Verbey aims to reconcile the achievements of modernism and tradition, and to realise a way of composing that corresponds better with what he describes as the 'grammar of listening'.

Hence a clear preference for clarity and detachment becomes apparent in his oeuvre. Verbey's universe has more in common with that of concise clockmakers such as Reich, Ravel and Stravinsky, than with Teutonic blusterers such as Reger, Rihm and Stockhausen. He does not avoid grand gestures, climaxes and drama, but he does not loose his head and as far as emotions play a role, this is first of all a value added by the listener.
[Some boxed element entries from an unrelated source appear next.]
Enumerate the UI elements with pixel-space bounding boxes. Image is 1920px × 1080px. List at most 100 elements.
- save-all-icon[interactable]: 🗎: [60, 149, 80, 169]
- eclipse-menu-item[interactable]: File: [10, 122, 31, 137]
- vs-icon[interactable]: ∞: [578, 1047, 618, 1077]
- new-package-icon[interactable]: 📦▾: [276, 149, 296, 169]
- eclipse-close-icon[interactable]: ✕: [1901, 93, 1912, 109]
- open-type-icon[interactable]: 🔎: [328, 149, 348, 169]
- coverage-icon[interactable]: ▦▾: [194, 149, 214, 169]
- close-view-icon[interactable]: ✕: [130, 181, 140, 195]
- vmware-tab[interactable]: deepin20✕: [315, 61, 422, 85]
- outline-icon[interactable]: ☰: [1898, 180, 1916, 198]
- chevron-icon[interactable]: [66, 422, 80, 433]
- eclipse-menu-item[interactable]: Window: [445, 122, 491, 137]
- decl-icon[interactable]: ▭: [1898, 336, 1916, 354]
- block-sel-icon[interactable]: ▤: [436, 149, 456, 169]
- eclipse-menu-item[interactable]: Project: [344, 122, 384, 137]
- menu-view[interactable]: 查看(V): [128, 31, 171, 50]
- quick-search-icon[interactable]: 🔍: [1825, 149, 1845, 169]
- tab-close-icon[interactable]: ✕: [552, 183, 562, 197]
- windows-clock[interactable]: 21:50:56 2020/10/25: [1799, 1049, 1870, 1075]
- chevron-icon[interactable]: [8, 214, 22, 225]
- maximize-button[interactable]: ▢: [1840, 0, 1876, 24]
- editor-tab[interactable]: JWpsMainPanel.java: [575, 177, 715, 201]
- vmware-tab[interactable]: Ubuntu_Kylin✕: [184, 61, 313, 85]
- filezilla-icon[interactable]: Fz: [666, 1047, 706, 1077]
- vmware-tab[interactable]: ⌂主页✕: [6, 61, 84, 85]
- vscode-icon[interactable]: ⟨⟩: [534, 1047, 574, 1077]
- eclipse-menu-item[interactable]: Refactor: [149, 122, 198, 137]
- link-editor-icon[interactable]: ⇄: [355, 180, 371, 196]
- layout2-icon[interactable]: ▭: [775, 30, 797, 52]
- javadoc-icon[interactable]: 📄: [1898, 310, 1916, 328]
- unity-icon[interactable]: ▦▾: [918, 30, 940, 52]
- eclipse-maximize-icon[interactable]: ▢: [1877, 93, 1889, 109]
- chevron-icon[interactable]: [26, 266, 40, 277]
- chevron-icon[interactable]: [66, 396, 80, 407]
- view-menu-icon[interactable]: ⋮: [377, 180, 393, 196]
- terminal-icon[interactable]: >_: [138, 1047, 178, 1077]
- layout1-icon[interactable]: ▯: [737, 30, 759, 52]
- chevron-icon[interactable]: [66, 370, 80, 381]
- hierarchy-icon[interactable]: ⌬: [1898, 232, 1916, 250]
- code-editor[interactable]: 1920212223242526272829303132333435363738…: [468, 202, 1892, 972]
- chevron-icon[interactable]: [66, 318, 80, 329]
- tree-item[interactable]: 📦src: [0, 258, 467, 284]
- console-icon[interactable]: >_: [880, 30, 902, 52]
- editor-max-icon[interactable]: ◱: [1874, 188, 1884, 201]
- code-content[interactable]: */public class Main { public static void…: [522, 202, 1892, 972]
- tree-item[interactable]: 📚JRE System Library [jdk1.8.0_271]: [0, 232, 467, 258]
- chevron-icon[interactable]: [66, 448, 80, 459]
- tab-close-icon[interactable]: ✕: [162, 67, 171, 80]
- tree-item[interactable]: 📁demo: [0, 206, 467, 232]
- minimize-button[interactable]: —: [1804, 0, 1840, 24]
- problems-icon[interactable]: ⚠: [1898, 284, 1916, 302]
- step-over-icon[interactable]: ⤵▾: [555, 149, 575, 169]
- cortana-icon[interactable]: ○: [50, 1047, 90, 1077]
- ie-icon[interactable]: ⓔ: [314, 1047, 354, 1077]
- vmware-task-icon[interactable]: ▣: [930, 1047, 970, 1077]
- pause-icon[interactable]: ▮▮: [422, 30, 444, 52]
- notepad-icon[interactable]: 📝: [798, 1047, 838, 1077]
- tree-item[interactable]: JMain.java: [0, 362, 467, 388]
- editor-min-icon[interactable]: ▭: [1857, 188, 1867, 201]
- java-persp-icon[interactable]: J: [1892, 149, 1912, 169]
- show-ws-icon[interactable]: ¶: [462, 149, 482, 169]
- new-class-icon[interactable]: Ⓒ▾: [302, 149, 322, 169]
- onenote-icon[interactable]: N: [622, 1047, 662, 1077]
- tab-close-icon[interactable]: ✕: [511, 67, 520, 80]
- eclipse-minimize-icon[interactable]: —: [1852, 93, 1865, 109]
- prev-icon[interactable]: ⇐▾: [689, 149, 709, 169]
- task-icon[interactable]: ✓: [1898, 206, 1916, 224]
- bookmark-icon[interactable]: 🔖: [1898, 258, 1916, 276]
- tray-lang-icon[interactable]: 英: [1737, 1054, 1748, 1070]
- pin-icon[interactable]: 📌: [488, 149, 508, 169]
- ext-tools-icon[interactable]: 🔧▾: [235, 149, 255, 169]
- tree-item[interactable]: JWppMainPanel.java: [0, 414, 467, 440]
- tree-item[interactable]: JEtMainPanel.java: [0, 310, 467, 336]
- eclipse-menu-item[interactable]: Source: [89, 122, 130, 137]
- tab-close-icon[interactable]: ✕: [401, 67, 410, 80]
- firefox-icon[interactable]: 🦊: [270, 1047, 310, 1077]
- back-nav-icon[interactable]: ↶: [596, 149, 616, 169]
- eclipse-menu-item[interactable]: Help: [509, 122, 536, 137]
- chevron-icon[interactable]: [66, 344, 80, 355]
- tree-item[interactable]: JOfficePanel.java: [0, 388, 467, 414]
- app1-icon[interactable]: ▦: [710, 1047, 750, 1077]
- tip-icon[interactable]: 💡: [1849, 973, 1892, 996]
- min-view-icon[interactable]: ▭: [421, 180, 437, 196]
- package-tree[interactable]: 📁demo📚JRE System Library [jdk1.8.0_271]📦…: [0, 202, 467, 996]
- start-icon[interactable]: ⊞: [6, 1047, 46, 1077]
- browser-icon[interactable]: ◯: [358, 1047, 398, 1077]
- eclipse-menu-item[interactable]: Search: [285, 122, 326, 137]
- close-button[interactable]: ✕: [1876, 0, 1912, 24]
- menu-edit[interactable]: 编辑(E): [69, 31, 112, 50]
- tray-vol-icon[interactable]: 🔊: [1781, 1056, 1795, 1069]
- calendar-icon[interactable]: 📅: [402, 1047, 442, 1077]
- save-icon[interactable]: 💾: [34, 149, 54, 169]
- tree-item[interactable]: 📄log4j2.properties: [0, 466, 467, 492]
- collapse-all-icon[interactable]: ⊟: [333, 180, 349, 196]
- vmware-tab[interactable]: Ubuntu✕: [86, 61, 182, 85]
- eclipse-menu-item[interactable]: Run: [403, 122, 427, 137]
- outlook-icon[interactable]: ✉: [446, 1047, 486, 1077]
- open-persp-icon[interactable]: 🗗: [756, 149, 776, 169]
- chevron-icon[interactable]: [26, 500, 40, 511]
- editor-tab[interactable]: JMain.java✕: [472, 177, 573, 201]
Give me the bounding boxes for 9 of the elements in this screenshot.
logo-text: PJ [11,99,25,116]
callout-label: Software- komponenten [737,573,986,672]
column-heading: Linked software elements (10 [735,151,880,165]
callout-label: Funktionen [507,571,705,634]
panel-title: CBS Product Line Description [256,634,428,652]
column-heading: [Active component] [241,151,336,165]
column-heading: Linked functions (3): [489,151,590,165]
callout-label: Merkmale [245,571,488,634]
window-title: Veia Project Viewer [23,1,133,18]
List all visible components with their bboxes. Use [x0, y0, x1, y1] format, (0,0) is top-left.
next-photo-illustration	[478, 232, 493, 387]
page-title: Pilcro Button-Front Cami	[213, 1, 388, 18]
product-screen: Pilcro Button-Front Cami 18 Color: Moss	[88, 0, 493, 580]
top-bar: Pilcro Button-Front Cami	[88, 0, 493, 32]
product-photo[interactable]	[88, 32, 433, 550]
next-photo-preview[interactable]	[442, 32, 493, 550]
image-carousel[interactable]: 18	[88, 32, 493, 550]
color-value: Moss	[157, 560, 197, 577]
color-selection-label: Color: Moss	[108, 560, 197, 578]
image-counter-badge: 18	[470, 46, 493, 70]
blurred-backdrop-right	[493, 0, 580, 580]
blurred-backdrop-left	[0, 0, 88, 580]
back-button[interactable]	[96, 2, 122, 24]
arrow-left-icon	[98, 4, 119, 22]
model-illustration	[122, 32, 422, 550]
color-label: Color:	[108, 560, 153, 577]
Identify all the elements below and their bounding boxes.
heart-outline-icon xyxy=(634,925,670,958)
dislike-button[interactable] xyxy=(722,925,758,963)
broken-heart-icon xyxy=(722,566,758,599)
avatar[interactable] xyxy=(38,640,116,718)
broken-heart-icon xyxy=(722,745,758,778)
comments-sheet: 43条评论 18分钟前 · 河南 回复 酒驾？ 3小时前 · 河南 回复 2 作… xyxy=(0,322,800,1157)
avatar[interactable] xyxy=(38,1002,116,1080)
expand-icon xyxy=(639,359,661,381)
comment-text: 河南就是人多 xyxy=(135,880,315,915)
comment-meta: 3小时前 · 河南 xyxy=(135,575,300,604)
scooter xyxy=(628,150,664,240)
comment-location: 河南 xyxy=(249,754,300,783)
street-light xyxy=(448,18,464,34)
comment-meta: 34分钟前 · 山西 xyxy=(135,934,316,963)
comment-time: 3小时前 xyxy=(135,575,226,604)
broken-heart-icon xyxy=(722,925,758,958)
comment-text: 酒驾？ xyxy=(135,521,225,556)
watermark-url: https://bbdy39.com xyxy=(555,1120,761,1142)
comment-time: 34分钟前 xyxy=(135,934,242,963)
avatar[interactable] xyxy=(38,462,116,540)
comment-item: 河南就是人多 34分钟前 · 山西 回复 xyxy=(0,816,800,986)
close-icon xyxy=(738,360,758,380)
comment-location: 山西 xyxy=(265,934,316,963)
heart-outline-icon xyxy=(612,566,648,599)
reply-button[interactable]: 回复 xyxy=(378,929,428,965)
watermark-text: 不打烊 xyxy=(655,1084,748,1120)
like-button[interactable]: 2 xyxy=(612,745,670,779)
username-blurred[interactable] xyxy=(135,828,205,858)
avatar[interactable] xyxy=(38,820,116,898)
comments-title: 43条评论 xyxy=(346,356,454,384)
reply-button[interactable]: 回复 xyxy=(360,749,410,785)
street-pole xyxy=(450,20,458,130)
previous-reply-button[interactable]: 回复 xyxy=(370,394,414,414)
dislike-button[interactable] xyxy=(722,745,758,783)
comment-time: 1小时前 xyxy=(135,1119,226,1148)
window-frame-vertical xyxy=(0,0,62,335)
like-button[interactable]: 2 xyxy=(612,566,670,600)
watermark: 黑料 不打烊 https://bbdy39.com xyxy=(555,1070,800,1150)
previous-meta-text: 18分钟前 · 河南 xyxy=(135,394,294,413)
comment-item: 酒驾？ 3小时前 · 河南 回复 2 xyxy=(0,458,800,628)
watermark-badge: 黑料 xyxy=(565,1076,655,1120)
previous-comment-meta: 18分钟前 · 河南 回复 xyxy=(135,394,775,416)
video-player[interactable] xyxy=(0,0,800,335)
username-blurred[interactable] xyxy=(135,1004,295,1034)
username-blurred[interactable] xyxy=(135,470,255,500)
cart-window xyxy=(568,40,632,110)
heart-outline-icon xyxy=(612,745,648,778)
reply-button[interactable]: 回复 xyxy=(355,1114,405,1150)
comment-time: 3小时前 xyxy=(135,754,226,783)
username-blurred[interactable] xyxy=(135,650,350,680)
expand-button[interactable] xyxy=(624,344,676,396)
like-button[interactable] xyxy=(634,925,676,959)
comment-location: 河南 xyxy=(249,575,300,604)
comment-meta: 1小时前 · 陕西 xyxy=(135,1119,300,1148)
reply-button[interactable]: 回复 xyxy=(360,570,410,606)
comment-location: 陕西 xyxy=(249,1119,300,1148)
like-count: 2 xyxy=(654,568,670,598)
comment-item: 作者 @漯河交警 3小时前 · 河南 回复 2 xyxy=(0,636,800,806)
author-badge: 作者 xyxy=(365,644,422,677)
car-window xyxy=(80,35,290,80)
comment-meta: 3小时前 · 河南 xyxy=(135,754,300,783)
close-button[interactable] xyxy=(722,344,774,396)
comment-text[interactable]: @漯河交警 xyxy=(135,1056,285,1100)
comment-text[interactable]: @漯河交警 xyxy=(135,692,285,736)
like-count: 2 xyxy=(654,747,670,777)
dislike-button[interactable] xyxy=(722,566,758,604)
The same preference for transparency becomes apparent in his orchestration, which is always designed to please the ear, as well as to clarify the structure. Characteristic of this, and of Verbey the analyst, is his frequently performed orchestral arrangement of Alban Berg's Sonata opus 1, in which he spotlights the thematic relationships conveyed in the black and white keys, by giving them colour and contrast.

Borges writes in the Aleph: 'Every language is an alphabet of symbols, of which the use presumes a past shared by the interlocutors.' The great thing about Verbey's music is that it does not exclude any interlocutor. Although it reveals its riches more readily to those who can recognise the references to various traditions from the present and the past, it is also accessible to the listener who has nothing but his ear to go by - for this is first and foremost the composer's beacon.